Whether you are coming up to the end of the first week commuting by bike, or you are planning to tackle a 600km Audax, we all have our limits.
The rush of endorphins from any form of exercise, combined with the feeling of liberation as you traverse your city under your own steam in a surprisingly short time, is very addictive. However, it is very easy to bite off a little more than you can chew, perhaps by taking on a long commute on too many days without building up to it, or by tackling a sportive with insufficient preparation.
You may also be enjoying the enhanced feeling of wellbeing as formerly under-used muscles are thrust back into life. However, these feelings can quickly turn sour if we over-do it and end up over-training.
Some of the symptoms we cyclists can experience when we over-train include:
- a washed-out feeling
- feeling tired
- getting grumpy and experiencing sudden mood swings
- becoming irrational
- feeling a lack of energy for other activities
- suffering from depression
- having a decreased appetite
- getting headaches
- getting an increased incidence of injuries
- having trouble sleeping
- feeling a loss of enthusiasm for the sport
- experiencing a sudden drop in performance
Over-training is simply training beyond the body’s ability to repair itself. As you exercise, muscle fibres are damaged (microtrauma) but are then repaired, usually larger and stronger as the body over-compensates to reduce the risk of future damage. However, this repair process takes place while you sleep.
If you are not getting enough sleep, you will not recover and improve. If you are over-training, your sleep will be disrupted. You will quickly enter a vicious cycle of exhaustion, depression and low self esteem as you struggle to catch up with yourself.
Like any physical activity, your cycling miles need to be built up gradually. Set yourself a comfortable weekly goal and stick at it. Only when it stops being a challenge do you raise that goal, along with your calorie intake.
A personal story
Back in August 2015 I completed my first Audax. It was a 226km ride from Cardiff Gate, across the bridge, up to Gloucester and back again through Monmouth and Usk.
It was a brilliant day out and I loved every second of it. It was more than I’d ever ridden by quite some distance, but over a day you don’t notice how much energy you have expended, or how much you had emotionally invested in it.
That is, until I landed back down to Earth with a thud. I spent a fair few weeks after that ride feeling under the weather; down in the dumps and unsure of what to do with myself. Yes, I had built it up in my mind well before the event, but the physical and mental come-down hit me like a ton of bricks.
I would have been quite happy to never get back on the bike again. Fortunately the feeling passed after a few weeks and I was back to commuting by bike again. In truth, I had bitten off far more than I could chew, but it was a valuable learning experience and a day I’ll remember for many years to come.
It was the perfect day. The weather was perfect, the characters we met at the controls and on the ride were good fun and very welcoming of a bunch of sweaty people on bikes. The scenery was beautiful and every stretch between control points provided a new adventure. But boy did it take it out of me –but then I did burn around 6000 calories and ate nowhere near that much to replace it.
The moral of the story
Whilst this post has been a challenge of endurance in itself, there is some parting wisdom to share.

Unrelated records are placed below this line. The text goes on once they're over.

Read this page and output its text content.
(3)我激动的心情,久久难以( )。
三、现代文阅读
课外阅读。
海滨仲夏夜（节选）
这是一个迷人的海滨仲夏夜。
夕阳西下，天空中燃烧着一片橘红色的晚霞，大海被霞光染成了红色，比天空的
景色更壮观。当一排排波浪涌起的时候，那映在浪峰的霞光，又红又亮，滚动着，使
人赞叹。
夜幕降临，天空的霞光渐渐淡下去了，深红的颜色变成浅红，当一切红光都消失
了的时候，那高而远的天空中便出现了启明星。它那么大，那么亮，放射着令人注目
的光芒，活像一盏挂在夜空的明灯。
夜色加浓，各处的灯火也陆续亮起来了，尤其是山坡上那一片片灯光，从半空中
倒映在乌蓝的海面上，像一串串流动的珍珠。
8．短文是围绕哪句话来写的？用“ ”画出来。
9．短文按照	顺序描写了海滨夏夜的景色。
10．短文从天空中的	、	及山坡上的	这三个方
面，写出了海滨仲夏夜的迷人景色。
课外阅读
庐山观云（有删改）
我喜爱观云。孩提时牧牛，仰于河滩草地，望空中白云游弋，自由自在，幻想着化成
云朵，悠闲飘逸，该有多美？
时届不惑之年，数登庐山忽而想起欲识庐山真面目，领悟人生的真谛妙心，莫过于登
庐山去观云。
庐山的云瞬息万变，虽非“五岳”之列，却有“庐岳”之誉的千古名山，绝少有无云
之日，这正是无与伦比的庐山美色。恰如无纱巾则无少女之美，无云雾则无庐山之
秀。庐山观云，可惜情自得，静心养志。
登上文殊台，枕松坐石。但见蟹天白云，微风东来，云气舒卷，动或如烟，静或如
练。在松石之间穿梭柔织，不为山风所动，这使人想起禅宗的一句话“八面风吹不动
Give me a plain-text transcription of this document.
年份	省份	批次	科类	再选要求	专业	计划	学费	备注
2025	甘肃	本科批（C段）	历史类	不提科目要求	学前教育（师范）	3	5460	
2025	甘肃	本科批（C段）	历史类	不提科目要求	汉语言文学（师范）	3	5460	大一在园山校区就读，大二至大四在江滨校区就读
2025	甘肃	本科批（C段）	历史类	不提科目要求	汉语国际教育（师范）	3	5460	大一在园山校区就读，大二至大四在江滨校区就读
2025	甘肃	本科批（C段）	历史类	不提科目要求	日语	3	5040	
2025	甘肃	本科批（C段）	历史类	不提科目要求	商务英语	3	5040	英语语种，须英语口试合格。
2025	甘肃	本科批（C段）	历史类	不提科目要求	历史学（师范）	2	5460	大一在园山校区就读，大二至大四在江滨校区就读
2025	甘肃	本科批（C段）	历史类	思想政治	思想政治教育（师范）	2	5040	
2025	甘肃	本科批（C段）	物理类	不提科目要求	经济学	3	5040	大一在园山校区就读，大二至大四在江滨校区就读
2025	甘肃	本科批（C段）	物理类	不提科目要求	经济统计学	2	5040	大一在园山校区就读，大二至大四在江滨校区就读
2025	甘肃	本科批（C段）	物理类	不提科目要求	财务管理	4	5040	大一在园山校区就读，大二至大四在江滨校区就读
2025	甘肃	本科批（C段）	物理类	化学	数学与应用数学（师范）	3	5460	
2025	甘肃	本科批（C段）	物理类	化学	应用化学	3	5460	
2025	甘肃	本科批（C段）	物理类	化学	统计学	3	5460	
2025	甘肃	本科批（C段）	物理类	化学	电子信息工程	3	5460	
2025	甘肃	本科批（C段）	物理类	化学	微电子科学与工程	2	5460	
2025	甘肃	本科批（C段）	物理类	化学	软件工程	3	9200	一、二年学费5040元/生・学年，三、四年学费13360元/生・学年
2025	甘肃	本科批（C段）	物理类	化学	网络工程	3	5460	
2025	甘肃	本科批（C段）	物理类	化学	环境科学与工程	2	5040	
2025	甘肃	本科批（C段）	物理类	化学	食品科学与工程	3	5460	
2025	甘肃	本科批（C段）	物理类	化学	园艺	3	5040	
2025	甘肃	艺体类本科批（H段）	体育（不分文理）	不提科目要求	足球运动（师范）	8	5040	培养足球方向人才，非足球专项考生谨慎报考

It’s ok to hold your hands up and say “I need a few days off the bike”; it’s ok to get the train or bus from time to time and it is definitely OK to spend your weekend with your feet up watching cheesy movies from the 80s and eating carbs!
If it stops being fun, ask yourself why you are doing it.
The hard part is knowing the difference between over-training and other possible reasons for your malaise. The symptoms for over-training are very similar to those of anxiety, stress & depression. Cycling is a tremendous way to keep anxiety and stress at bay, but it cannot fix the underlying cause of it. It merely keeps it at bay.